Bielan był pytany w RMF FM, czy jest gotowy do zmiany pracy. "Polityk musi być zawsze gotowy do zmiany w pracy. Wyborcy mogą mu po prostu podziękować w wyborach, nie przedłużyć mandatu" - mówił.

Zapytany, czy byłby w stanie pokierować MSZ, odparł: "Jestem bardzo zadowolony z obecnego miejsca pracy. Bycie marszałkiem Senatu to jest zaszczyt, honor".

Dopytywany, czy na tyle zadowolony, że umiałby odmówić, gdyby pojawiła się taka propozycja, zaznaczył: "Nie miałem takiej propozycji". "To jest całkowite political fiction" - stwierdził.
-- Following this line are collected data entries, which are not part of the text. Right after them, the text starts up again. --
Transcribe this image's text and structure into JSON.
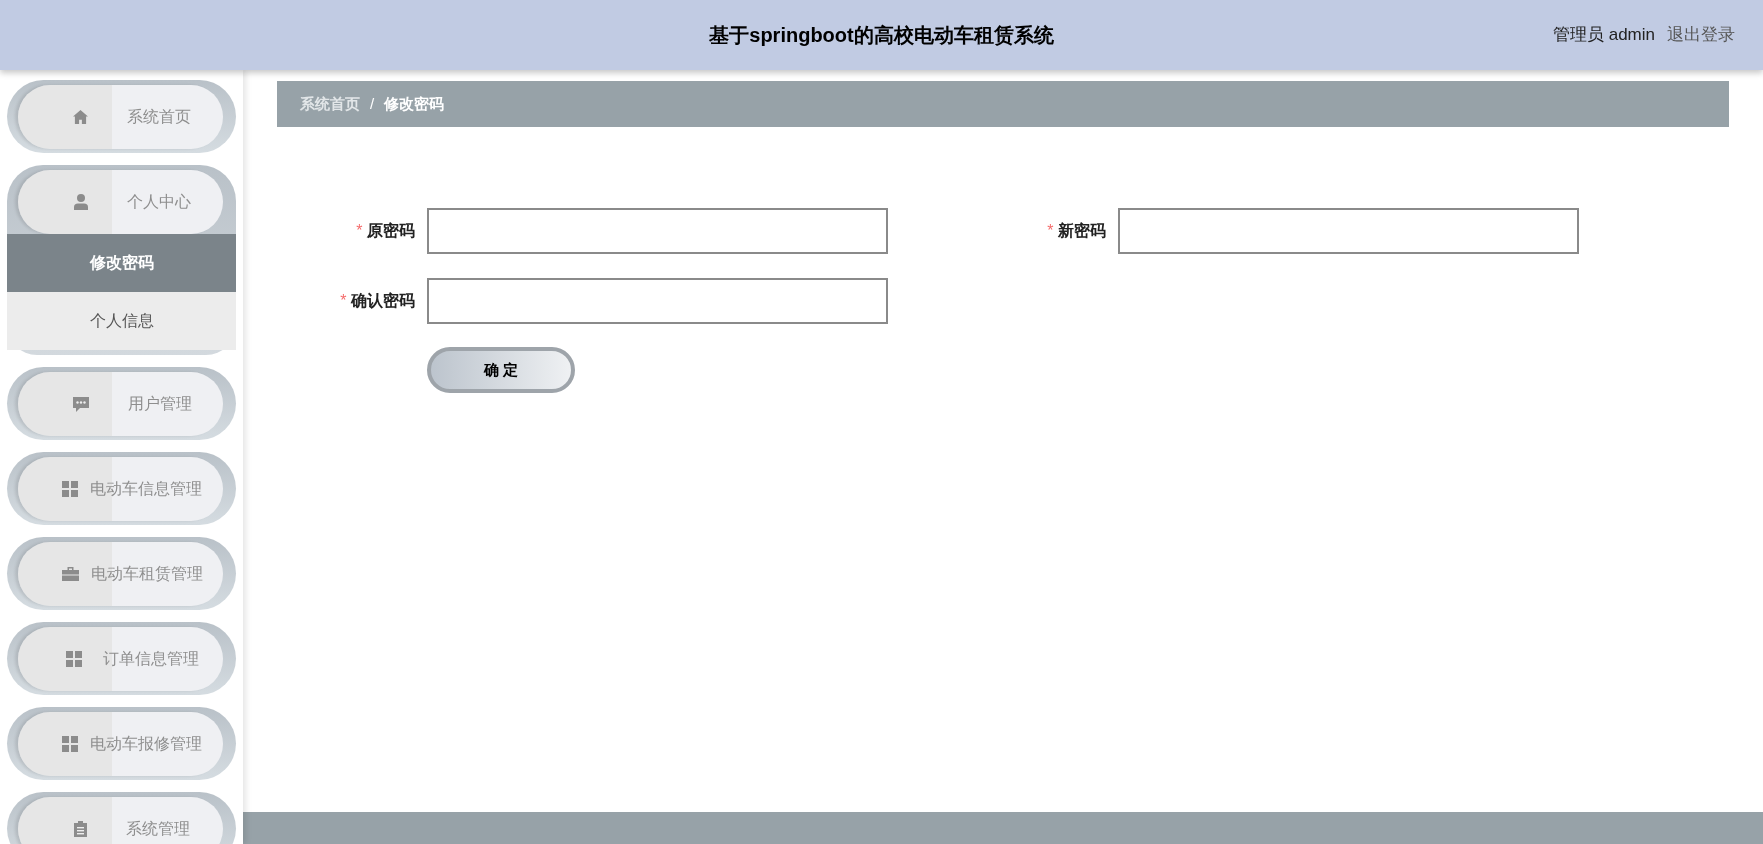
{
  "header": {
    "title": "基于springboot的高校电动车租赁系统",
    "user_label": "管理员 admin",
    "logout": "退出登录"
  },
  "sidebar": {
    "items": [
      {
        "label": "系统首页",
        "expanded": false
      },
      {
        "label": "个人中心",
        "expanded": true,
        "children": [
          {
            "label": "修改密码",
            "selected": true
          },
          {
            "label": "个人信息",
            "selected": false
          }
        ]
      },
      {
        "label": "用户管理",
        "expanded": false
      },
      {
        "label": "电动车信息管理",
        "expanded": false
      },
      {
        "label": "电动车租赁管理",
        "expanded": false
      },
      {
        "label": "订单信息管理",
        "expanded": false
      },
      {
        "label": "电动车报修管理",
        "expanded": false
      },
      {
        "label": "系统管理",
        "expanded": false
      }
    ]
  },
  "breadcrumb": {
    "separator": "/",
    "items": [
      {
        "label": "系统首页",
        "current": false
      },
      {
        "label": "修改密码",
        "current": true
      }
    ]
  },
  "form": {
    "fields": [
      {
        "label": "原密码",
        "marker": "*"
      },
      {
        "label": "新密码",
        "marker": "*"
      },
      {
        "label": "确认密码",
        "marker": "*"
      }
    ],
    "submit": "确 定"
  }
}
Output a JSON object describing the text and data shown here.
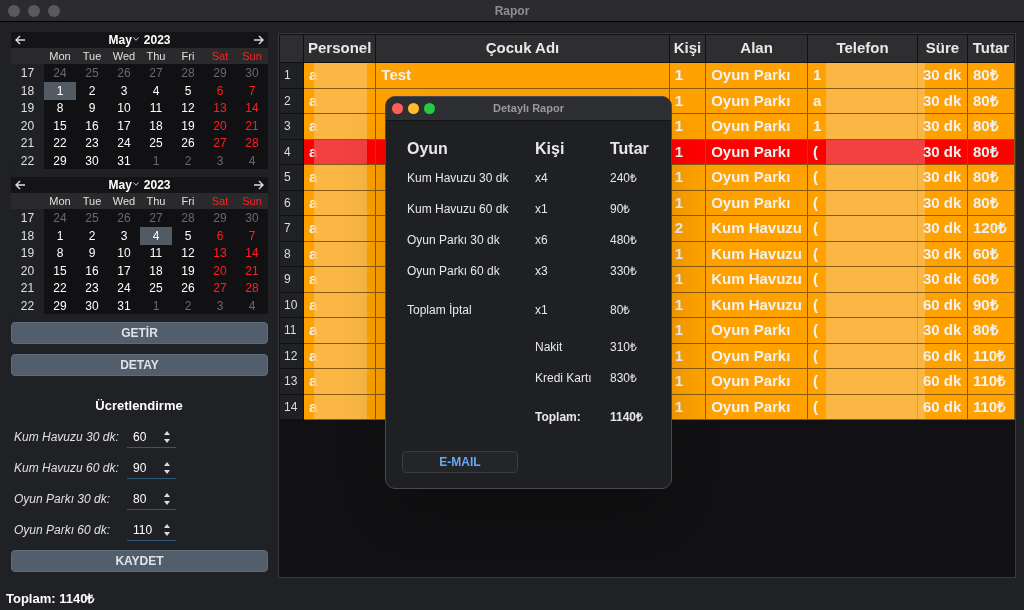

Premier Beata Szydło zapowiedziała na początku ubiegłego tygodnia, że w najbliższym czasie będą zmiany w rządzie; nie podała kto ma z niego odejść, ani kim będą nowi ministrowie. Jak mówiła, decyzje w tej sprawie omawia z prezesem PiS Jarosławem Kaczyńskim. Zaznaczyła, że poinformuje o nich w ciągu kilkunastu dni.

Reklama

Wicemarszałek Sejmu, szef klubu PiS Ryszard Terlecki poinformował na Twitterze, że piątkowe spotkanie kierownictwa PiS ws. rekonstrukcji rządu, odbędzie się w przyszłym tygodniu. Bielan wyjaśniał, że jego termin uległ zmianie, ponieważ prezesa PiS "zmógł wirus". "Od kilku dni jest w domu, lekarze zalecają, żeby do końca tygodnia z domu nie wychodził" - powiedział Bielan.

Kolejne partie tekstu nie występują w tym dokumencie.